Это правильно, травмировать двенадцатилетнего пацана вовсе ни к чему. Редкий случай, когда я был полностью согласен с мамой. Но все-таки… Я помню сына десятилетним. А теперь ему уже двенадцать. Каким он стал? Сильно ли вырос? Повзрослел ли? Что ему теперь интересно, чем занимается на досуге, как учится в школе?

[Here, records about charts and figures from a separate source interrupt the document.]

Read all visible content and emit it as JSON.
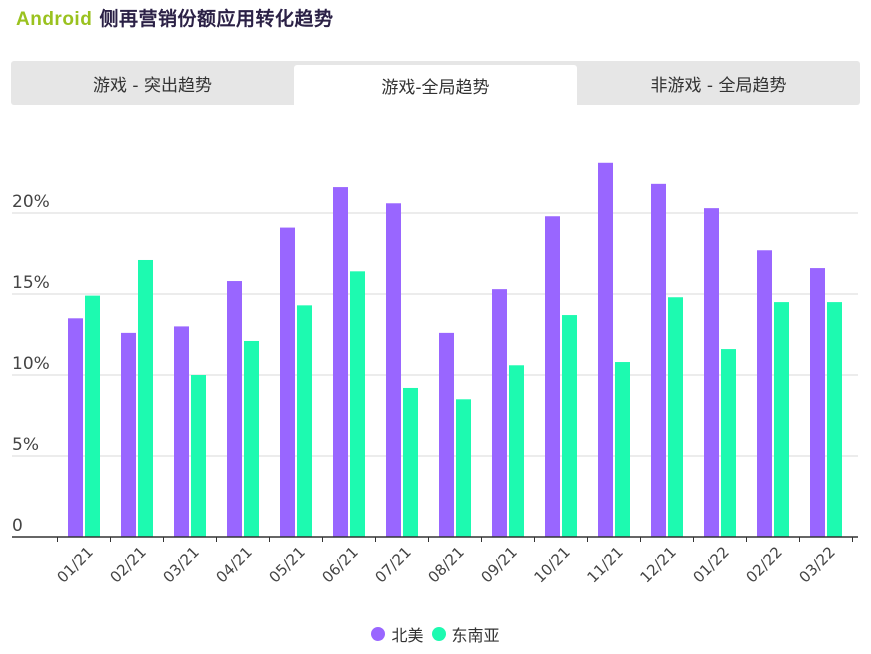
{
  "header": {
    "brand": "Android",
    "title": " 侧再营销份额应用转化趋势"
  },
  "tabs": [
    {
      "label": "游戏 - 突出趋势",
      "active": false
    },
    {
      "label": "游戏-全局趋势",
      "active": true
    },
    {
      "label": "非游戏 - 全局趋势",
      "active": false
    }
  ],
  "colors": {
    "north_america": "#9966ff",
    "southeast_asia": "#1dfab0"
  },
  "chart_data": {
    "type": "bar",
    "categories": [
      "01/21",
      "02/21",
      "03/21",
      "04/21",
      "05/21",
      "06/21",
      "07/21",
      "08/21",
      "09/21",
      "10/21",
      "11/21",
      "12/21",
      "01/22",
      "02/22",
      "03/22"
    ],
    "series": [
      {
        "name": "北美",
        "color": "#9966ff",
        "values": [
          13.5,
          12.6,
          13.0,
          15.8,
          19.1,
          21.6,
          20.6,
          12.6,
          15.3,
          19.8,
          23.1,
          21.8,
          20.3,
          17.7,
          16.6
        ]
      },
      {
        "name": "东南亚",
        "color": "#1dfab0",
        "values": [
          14.9,
          17.1,
          10.0,
          12.1,
          14.3,
          16.4,
          9.2,
          8.5,
          10.6,
          13.7,
          10.8,
          14.8,
          11.6,
          14.5,
          14.5
        ]
      }
    ],
    "yticks": [
      "0",
      "5%",
      "10%",
      "15%",
      "20%"
    ],
    "ytick_values": [
      0,
      5,
      10,
      15,
      20
    ],
    "ylim": [
      0,
      25
    ],
    "grid": true,
    "legend": "bottom-center"
  }
}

– Мама, у тебя нет случайно Женькиной фотографии с собой?
Взгляд ее потеплел, даже морщины разгладились.
– Соскучился? – понимающе спросила она. – Конечно, есть.
Она полезла в сумку, достала записную книжку, а оттуда – снимок, девять на двенадцать. На фотографии крепкий широкоплечий мальчишка с копной пшеничных слегка вьющихся волос, одетый в ярко-красный горнолыжный комбинезон, стоял на склоне горы с лыжными палками в руках. В горле встал ком, и я непроизвольно пробормотал вслух то, что думал:
– Какой же он стал красивый! И совсем большой! Где это он? Он теперь катается на горных лыжах?
– Да что ты, Андрюша! Это же Лина возила его в Швейцарию в январе, на каникулах. Побойся бога, у вас дома стоит в рамке точно такая же фотография, а ты как будто в первый раз ее видишь…
Она осеклась и внимательно посмотрела на меня, буравя недоверчивым взглядом.
– Как будто в первый раз, – эхом откликнулся я. Только тут до матушки наконец начало доходить то, что ей сказал доктор Василий Григорьевич. Он обязательно должен был ей об этом сказать, ведь она наверняка разговаривала с ним, прежде чем явиться в палату, в этом, зная ее характер, можно было даже не сомневаться. Что ж, гены, как говорится, в форточку не выкинешь, если мама упрекала меня в том, что я с удовольствием забываю о том, о чем не хочу помнить, то она с не меньшим удовольствием не слышит то, чего не хочет слышать. Наследственность, однако! А может, результат воспитания? Какой пример видел с детства, такому и подражаю.